That Rich 22-Year-Old’s $250,000 Apartment Actually Cost Way MoreS

Two weeks ago The New York Observer, once a scrappy ankle-biter of gentrified Manhattan, published an utterly unaware column by 22-year-old New School grad Polly Mosendz about how she bought a $250,000 Manhattan apartment all by herself (and a parental nest egg of $50,000). The message was: you can do this, too! Mosendz even described herself as “normal.”

However, two very important details in the column appear to be factually untrue. The apartment, located in Greenwich Village, did not cost $250,000. According to city property records, Mosendz paid $345,000 for the apartment.
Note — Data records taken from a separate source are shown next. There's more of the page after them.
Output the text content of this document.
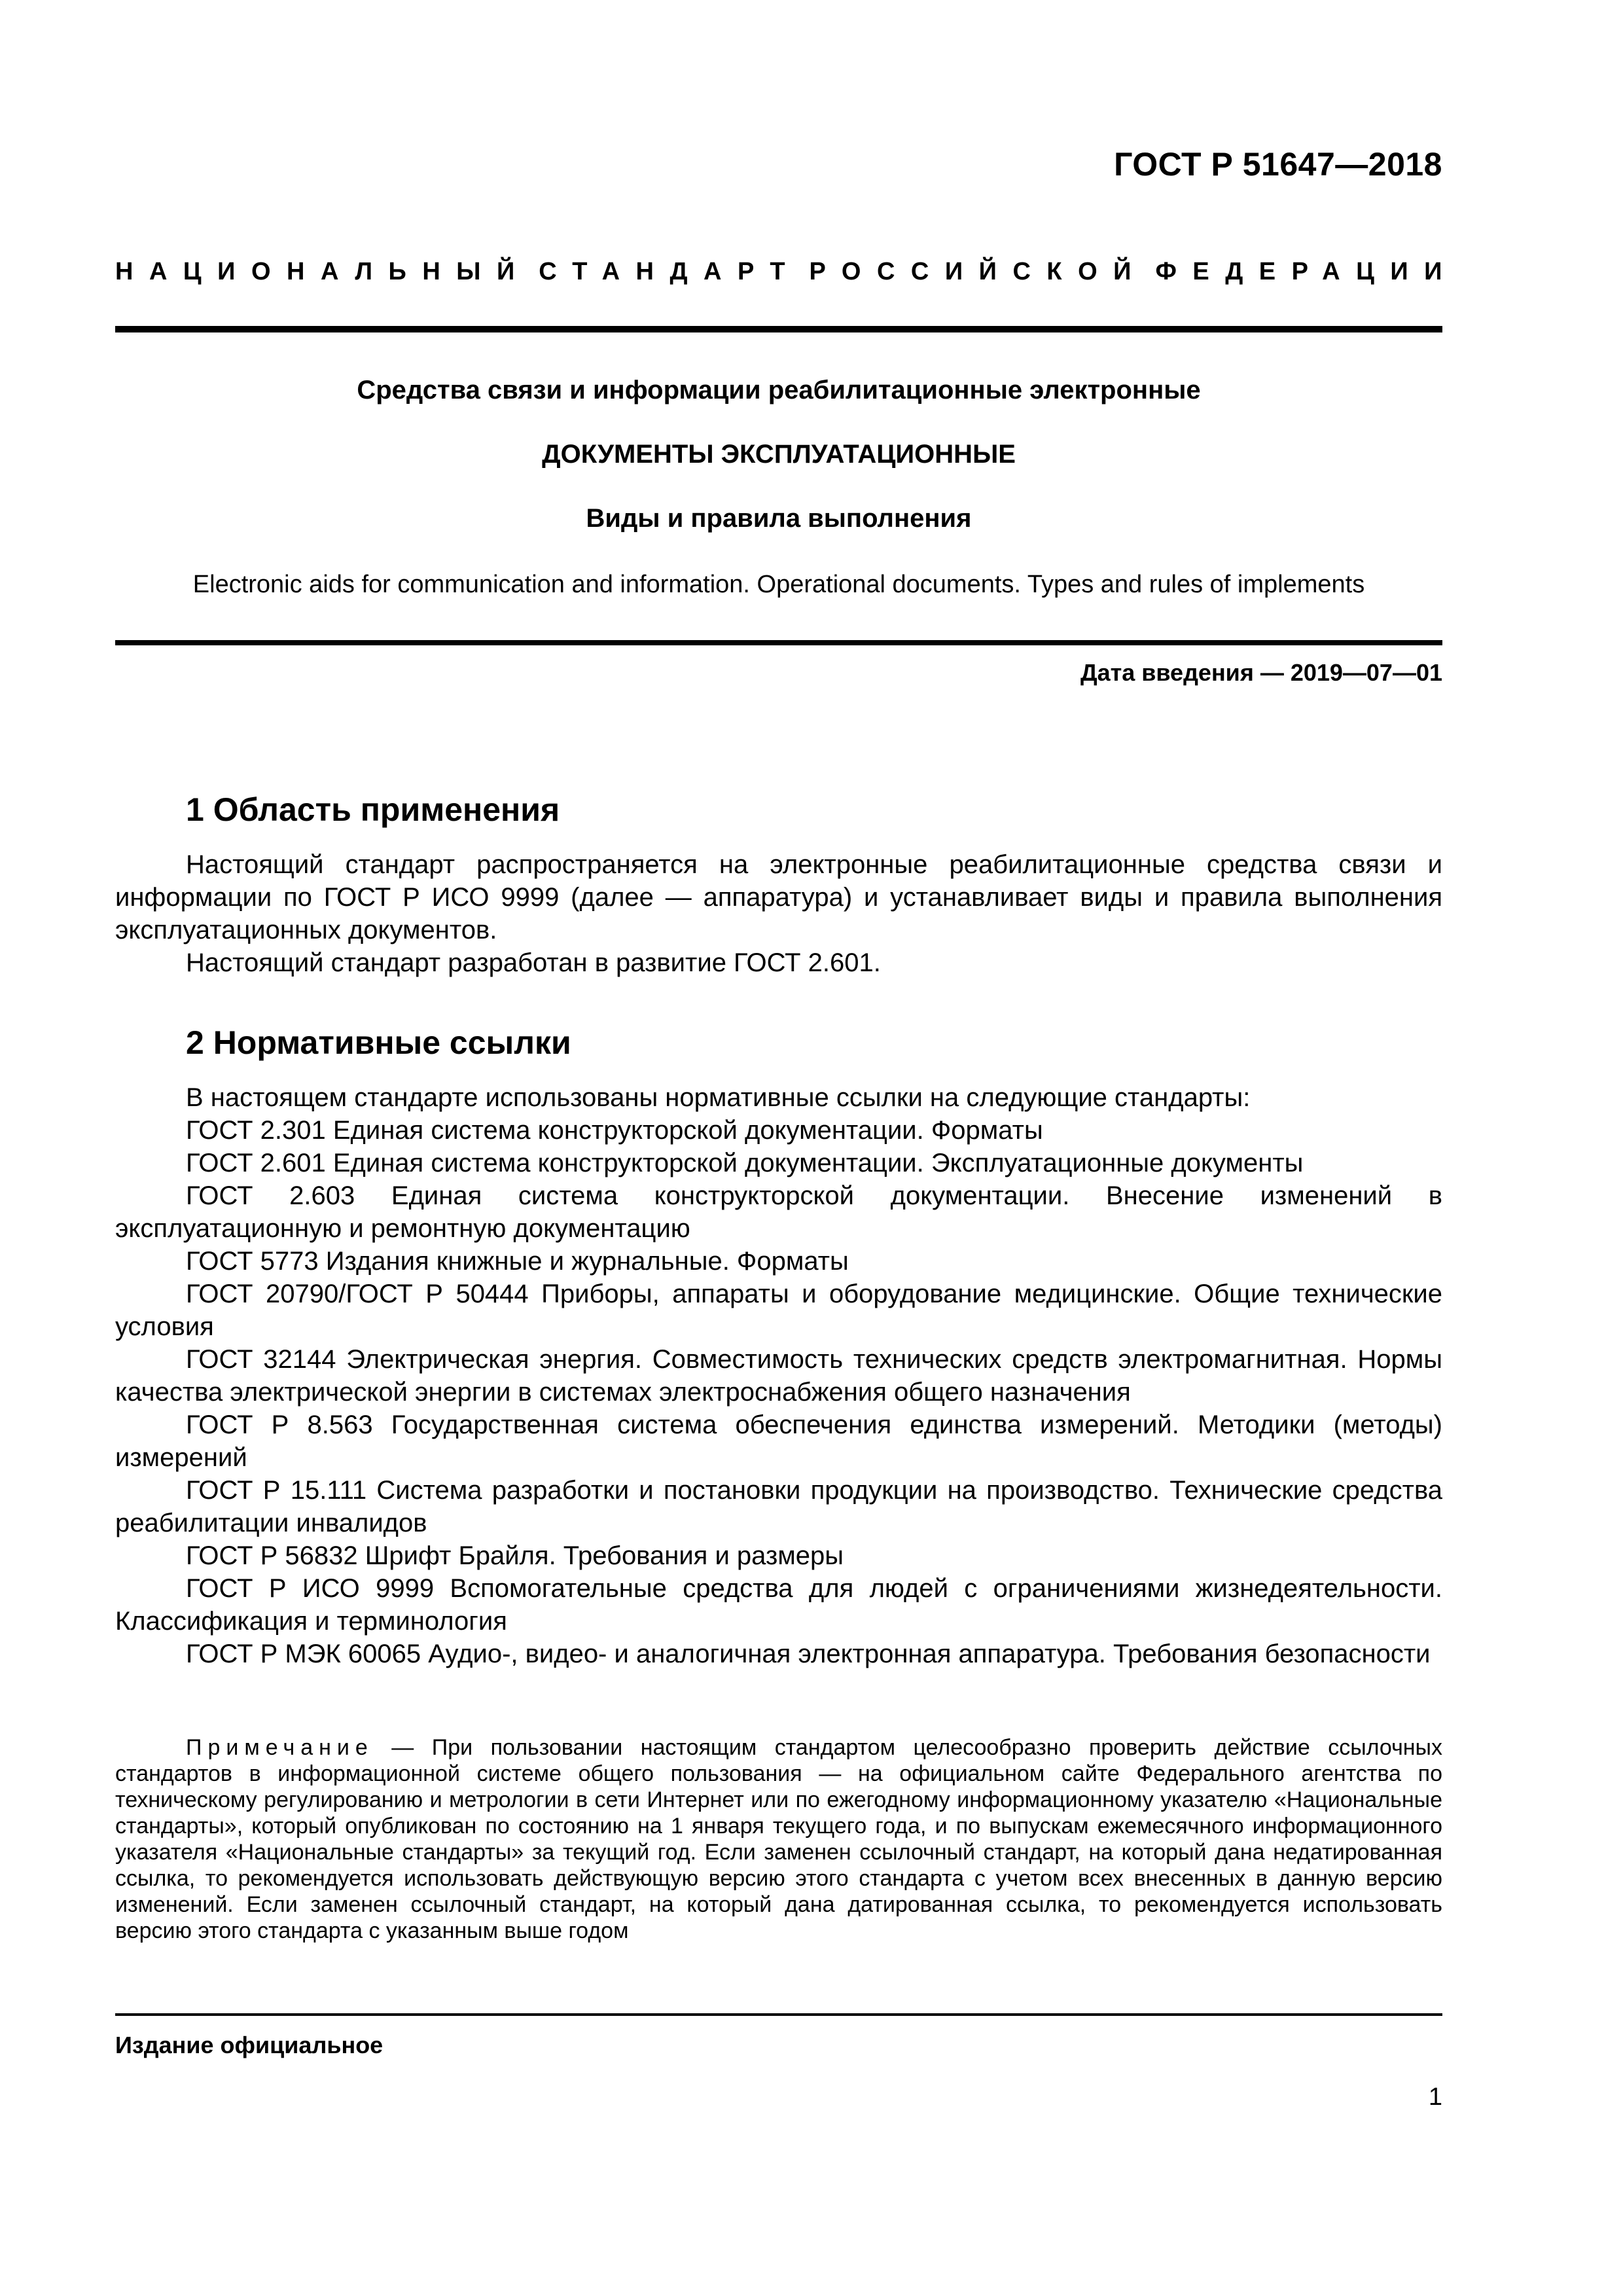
ГОСТ Р 51647—2018
НАЦИОНАЛЬНЫЙ СТАНДАРТ РОССИЙСКОЙ ФЕДЕРАЦИИ
Средства связи и информации реабилитационные электронные
ДОКУМЕНТЫ ЭКСПЛУАТАЦИОННЫЕ
Виды и правила выполнения
Electronic aids for communication and information. Operational documents. Types and rules of implements
Дата введения — 2019—07—01
1 Область применения

Настоящий стандарт распространяется на электронные реабилитационные средства связи и информации по ГОСТ Р ИСО 9999 (далее — аппаратура) и устанавливает виды и правила выполнения эксплуатационных документов.

Настоящий стандарт разработан в развитие ГОСТ 2.601.

2 Нормативные ссылки

В настоящем стандарте использованы нормативные ссылки на следующие стандарты:

ГОСТ 2.301 Единая система конструкторской документации. Форматы

ГОСТ 2.601 Единая система конструкторской документации. Эксплуатационные документы

ГОСТ 2.603 Единая система конструкторской документации. Внесение изменений в эксплуатационную и ремонтную документацию

ГОСТ 5773 Издания книжные и журнальные. Форматы

ГОСТ 20790/ГОСТ Р 50444 Приборы, аппараты и оборудование медицинские. Общие технические условия

ГОСТ 32144 Электрическая энергия. Совместимость технических средств электромагнитная. Нормы качества электрической энергии в системах электроснабжения общего назначения

ГОСТ Р 8.563 Государственная система обеспечения единства измерений. Методики (методы) измерений

ГОСТ Р 15.111 Система разработки и постановки продукции на производство. Технические средства реабилитации инвалидов

ГОСТ Р 56832 Шрифт Брайля. Требования и размеры

ГОСТ Р ИСО 9999 Вспомогательные средства для людей с ограничениями жизнедеятельности. Классификация и терминология

ГОСТ Р МЭК 60065 Аудио-, видео- и аналогичная электронная аппаратура. Требования безопасности

Примечание — При пользовании настоящим стандартом целесообразно проверить действие ссылочных стандартов в информационной системе общего пользования — на официальном сайте Федерального агентства по техническому регулированию и метрологии в сети Интернет или по ежегодному информационному указателю «Национальные стандарты», который опубликован по состоянию на 1 января текущего года, и по выпускам ежемесячного информационного указателя «Национальные стандарты» за текущий год. Если заменен ссылочный стандарт, на который дана недатированная ссылка, то рекомендуется использовать действующую версию этого стандарта с учетом всех внесенных в данную версию изменений. Если заменен ссылочный стандарт, на который дана датированная ссылка, то рекомендуется использовать версию этого стандарта с указанным выше годом

Издание официальное
1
The same records indicate that Mosendz did not buy the property all by herself. Her grandmother, Ludmila Lapchyk, served as a co-signer — though its unclear whether Lapchyk herself contributed the $95,000 difference.

When made aware of these discrepancies, Observer editor Ken Kurson told Gawker that Mosendz claims to have received a “refund”—he did not know for how much—from her building’s co-op board, due to the building being land-leased. Regarding the unmentioned second buyer, Kurson added: “I do not think the author was trying to deceive her readers.”

Kurson’s first response:

Thank you for your intense interest in this story.
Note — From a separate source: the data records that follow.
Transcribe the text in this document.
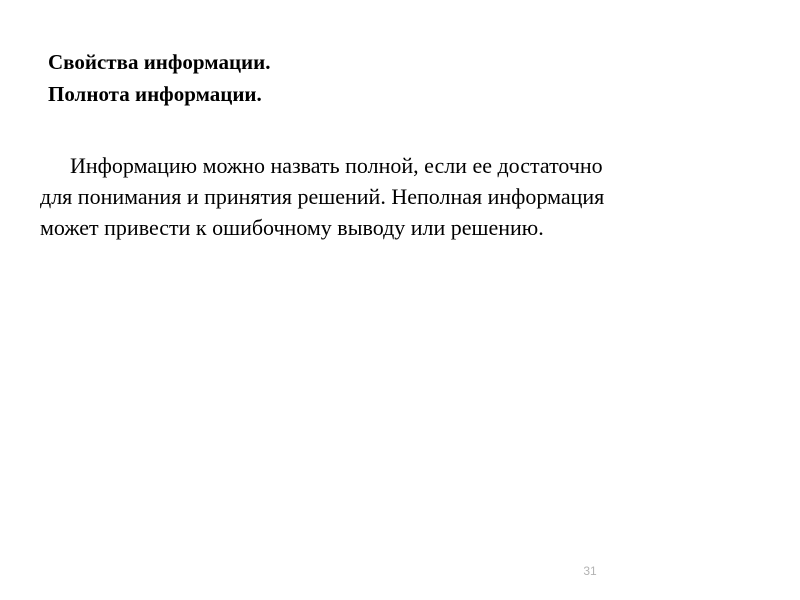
Свойства информации.
Полнота информации.

Информацию можно назвать полной, если ее достаточно
для понимания и принятия решений. Неполная информация
может привести к ошибочному выводу или решению.

31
First, the article does not state that she paid $250k. It reads, “I settled on a budget of approximately $250,000” and the loose language is intentional — the author's intent was not to reveal the precise specifics of her personal finances but to provide a general roadmap to how this can be done. Later, the piece reads “I had an accepted offer—just over a quarter million” — again, the language is intentionally vague and even nods toward a higher than $250k price.

I would agree that “approximately $250,000"”and your assertion of $345,000 are meaningfully different amounts, but as I understand it, that’s mostly because the $345k number reported in records does not reflect the refund that buyers receive after closing because the building is a land lease.

As for the person you mention (who is the author's grandmother): as I understand it, she is simply a co-signer. I re-read the story (again) and my sense of fairness was not offended by this. Had I known that this was the case before we ran the article, I would have urged the author to include this information. Not because I think she was being sneaky in not mentioning it — I don’t. But because I favor transparency and in reading the reactions to the story, both on your site and ours, I think it’s fair to conclude that knowing that the author had a willing co-signer would have been helpful to the exact young aspiring homebuyers for whom this story was intended. In fact, I think I’ll add that now. But I do not think the author was trying to deceive her readers.


We asked Kurson about the precise refund amount, and whether “approximately $250,000” or “just over a quarter-million” would suggest $345,000 to a reasonable person. He wrote back:

1) I do not know the amount. I believe it was in the 5 figures, but I am not sure. I THINK the way it works (I am not an expert on this) is let’s say there’s a co-op with 10 identical units that sits on a lend lease. Meaning the coop does not own the land, it simply has a long term lease on it. The lease expires in 2050. Jane buys Unit A in 1990. That means the value of her unit includes 60 years of using it in peace. John buys Unit B in 2010. That means the value of his unit includes 40 years of using it in peace. The board somehow refunds John some of the money he has “lost” by enjoying full use of his apt for 20 years less than Jane. The reason for this is that if they didn't do that, as 2050 nears, they’d never be able to get anyone to buy an apt and everyone's investment would go to zero. Again, I’m not an expert.

2) I’m arguing the exact opposite, and you asking me this question makes me wonder if you're really attempting to be fair. Note that I wrote “I would agree that ‘approximately $250,000’ and your assertion of $345,000 are meaningfully different amounts.” If I say that 250 and 345 are meaningfully different,” how can you you conclude that I think a “reasonable person” would think they’re the same? But what IS close enough, in my view, is the amount that she netted out at after the refund and the high end of “just over 250.”


Today’s lesson: You are never going to own in Manhattan. (Or Brooklyn.)

Update: As promised, Kurson appended the following paragraph to Mosendz’s original column:

Many readers have inquired about the exact details surrounding the author’s purchase of her co-op apartment. The purchase price listed in city records is higher than the amount budgeted by the author because the city records do not reflect the value of the refund that is common when buying a co-op that sits on leased land. Furthermore, the buyer had the benefit of a co-signer — a relative who agreed to be on the deed.